Arriving in Yosemite Valley, I find myself asking that perennial question, "What would Ansel Adams do?"
The landscape pioneer was, at the very least, a lucky guy. To be part of the first generation of artists to discover the high Sierra and create a body of work that defines the place to this day. It feels like we all spend a lot of time looking for the old master's tripod marks.
Now, of course, everyone is a photographer, dangling iPhones and digital slr's, spouting megapixels and dragging tripods through the woods while wearing the obligatory khaki photo vest. What would Ansel make of all this?
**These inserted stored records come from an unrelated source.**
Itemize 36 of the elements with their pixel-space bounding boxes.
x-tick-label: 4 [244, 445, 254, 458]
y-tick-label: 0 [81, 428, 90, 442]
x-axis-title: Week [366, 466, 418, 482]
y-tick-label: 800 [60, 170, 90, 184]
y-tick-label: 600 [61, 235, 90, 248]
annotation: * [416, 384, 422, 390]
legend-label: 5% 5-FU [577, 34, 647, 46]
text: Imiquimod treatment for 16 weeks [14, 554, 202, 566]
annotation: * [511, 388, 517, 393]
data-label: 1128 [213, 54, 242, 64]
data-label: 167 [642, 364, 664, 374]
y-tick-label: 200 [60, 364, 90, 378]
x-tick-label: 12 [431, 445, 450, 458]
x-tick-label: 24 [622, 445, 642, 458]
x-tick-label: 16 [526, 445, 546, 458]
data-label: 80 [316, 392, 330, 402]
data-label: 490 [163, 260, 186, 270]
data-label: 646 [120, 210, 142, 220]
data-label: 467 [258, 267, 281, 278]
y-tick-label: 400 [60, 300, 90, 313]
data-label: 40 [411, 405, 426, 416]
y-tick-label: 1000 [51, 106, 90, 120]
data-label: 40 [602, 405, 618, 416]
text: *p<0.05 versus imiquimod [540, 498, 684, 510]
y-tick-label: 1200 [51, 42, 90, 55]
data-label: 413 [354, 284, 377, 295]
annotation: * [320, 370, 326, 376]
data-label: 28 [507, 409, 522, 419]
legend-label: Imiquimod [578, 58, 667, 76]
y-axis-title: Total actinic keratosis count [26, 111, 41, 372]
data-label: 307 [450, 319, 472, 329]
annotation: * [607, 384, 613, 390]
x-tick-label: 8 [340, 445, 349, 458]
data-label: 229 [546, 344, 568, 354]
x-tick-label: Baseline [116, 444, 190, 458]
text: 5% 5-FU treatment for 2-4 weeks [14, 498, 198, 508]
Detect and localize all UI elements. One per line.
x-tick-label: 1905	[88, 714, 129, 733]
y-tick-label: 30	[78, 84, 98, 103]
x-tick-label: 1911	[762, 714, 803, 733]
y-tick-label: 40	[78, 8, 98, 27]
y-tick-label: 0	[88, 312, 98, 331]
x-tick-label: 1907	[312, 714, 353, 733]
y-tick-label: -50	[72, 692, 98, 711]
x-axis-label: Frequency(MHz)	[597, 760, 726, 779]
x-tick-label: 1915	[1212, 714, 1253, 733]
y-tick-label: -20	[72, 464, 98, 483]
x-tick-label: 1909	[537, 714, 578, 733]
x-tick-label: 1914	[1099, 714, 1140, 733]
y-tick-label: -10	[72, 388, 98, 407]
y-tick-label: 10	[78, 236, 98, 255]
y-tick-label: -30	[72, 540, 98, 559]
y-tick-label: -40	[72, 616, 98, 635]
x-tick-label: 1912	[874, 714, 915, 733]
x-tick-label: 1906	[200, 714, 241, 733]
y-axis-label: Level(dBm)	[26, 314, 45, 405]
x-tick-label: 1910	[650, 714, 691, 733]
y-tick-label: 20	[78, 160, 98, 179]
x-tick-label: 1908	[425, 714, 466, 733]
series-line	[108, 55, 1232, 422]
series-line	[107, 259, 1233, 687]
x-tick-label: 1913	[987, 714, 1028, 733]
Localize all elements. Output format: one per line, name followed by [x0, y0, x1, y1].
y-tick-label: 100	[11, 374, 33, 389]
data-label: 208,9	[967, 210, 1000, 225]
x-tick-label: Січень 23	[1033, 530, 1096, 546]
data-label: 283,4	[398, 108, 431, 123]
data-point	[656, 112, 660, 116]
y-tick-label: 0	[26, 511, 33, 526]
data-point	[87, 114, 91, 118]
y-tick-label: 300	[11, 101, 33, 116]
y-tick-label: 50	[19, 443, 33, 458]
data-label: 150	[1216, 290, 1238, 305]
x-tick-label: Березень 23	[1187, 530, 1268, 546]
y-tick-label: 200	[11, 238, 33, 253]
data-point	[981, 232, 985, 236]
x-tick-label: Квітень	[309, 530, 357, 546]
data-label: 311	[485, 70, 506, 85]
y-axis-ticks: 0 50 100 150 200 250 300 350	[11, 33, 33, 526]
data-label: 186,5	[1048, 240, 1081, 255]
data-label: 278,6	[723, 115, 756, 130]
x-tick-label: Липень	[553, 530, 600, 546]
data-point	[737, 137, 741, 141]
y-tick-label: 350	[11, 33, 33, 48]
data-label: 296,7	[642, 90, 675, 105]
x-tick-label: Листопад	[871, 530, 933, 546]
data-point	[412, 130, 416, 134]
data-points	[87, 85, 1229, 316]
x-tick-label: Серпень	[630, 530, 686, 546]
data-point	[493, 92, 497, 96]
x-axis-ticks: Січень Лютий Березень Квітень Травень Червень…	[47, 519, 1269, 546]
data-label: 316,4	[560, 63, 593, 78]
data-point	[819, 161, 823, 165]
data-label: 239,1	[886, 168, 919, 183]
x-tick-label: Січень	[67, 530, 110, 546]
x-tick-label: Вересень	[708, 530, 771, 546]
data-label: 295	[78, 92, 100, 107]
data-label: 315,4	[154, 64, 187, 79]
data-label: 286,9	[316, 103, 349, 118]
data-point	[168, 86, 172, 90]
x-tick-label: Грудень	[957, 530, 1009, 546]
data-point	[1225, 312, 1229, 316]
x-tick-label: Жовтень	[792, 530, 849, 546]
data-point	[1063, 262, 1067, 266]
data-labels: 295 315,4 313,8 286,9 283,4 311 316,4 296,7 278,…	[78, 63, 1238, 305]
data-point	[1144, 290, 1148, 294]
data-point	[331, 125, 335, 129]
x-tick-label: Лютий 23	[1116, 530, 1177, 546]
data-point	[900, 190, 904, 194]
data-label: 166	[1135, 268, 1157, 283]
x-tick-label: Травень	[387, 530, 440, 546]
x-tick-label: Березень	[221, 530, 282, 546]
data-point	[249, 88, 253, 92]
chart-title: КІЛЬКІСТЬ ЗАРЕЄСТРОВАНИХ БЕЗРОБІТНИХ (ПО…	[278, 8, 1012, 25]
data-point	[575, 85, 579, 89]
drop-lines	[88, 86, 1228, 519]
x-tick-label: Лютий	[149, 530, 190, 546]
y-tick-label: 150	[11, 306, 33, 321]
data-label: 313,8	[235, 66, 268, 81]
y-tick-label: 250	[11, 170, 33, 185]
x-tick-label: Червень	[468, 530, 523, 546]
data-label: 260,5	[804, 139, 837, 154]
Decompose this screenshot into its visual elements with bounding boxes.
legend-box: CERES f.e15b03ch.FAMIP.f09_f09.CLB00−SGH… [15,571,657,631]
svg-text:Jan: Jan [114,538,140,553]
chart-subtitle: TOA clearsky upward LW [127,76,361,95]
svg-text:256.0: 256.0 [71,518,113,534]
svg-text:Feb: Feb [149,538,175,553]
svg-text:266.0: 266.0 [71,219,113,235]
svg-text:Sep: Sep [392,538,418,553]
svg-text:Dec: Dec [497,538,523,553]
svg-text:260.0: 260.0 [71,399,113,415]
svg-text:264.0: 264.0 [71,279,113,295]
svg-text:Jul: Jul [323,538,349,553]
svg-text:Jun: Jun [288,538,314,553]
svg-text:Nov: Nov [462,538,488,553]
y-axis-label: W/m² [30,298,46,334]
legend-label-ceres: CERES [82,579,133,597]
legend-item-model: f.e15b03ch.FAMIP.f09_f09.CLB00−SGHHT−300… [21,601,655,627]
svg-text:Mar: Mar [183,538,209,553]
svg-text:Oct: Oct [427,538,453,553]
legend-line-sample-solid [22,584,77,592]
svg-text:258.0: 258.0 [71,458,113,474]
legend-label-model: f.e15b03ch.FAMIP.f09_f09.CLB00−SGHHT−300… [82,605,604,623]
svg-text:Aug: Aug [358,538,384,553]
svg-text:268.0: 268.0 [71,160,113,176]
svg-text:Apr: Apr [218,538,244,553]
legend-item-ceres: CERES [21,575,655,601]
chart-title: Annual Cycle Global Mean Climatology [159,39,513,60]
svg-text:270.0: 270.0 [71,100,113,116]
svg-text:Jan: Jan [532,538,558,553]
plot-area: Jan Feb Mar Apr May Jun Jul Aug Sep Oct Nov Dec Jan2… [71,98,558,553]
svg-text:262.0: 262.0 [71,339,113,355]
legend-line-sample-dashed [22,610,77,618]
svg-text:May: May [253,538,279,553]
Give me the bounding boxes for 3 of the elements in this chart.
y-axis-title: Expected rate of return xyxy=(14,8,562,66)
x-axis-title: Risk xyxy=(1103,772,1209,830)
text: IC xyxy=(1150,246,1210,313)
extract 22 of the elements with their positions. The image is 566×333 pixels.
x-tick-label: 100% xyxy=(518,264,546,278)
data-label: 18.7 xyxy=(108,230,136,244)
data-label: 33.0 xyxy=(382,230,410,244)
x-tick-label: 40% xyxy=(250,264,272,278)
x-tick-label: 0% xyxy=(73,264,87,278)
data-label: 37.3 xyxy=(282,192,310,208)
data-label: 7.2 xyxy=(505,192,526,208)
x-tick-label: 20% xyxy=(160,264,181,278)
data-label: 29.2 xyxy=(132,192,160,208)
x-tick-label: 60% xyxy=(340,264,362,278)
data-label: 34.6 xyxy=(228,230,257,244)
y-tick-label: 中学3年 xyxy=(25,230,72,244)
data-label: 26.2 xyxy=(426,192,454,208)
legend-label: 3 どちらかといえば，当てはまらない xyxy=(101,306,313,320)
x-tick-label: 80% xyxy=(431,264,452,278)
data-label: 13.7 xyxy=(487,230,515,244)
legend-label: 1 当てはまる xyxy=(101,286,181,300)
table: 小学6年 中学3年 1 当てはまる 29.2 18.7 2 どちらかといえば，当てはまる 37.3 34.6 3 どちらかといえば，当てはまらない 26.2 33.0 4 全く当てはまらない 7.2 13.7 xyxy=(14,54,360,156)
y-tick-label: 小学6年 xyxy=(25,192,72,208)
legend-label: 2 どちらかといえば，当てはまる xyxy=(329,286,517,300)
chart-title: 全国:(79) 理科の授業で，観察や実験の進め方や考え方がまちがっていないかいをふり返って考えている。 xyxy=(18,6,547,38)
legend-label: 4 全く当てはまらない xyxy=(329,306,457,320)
The park's change from wilderness to amusement park?
The landscape itself is unchanged, unchanging, but I wonder if the spirit isn't slowly leaching away, tiny parts of its soul stolen with each mindless snapshot.
I arrive in the valley long after dark and drive to the classic Yosemite Valley overlook. It's now a parking lot, with overflow across the busy highway. Even at 11:00pm, a half-dozen tourists cluster around digital cameras trying to capture the vista lit by a rising moon. I join the throng, watching ghostly light on El Capitan and the valley beyond. I drive the park road and hike around for hours, watching the summer stars circle overhead, the landscape gone spooky and leached of color by the full moon's glow.
By four, I'm fading and desperate for sleep. WWAAD? Maybe he'd gut it out until that magic sunrise light. But whatever he did, I'm pretty sure that he would be smart enough not to wind up sleeping curled up in the front seat his car.
And even if he did, I bet he never woke up as I did to a family taking snapshots while he drooled in his sleeping bag.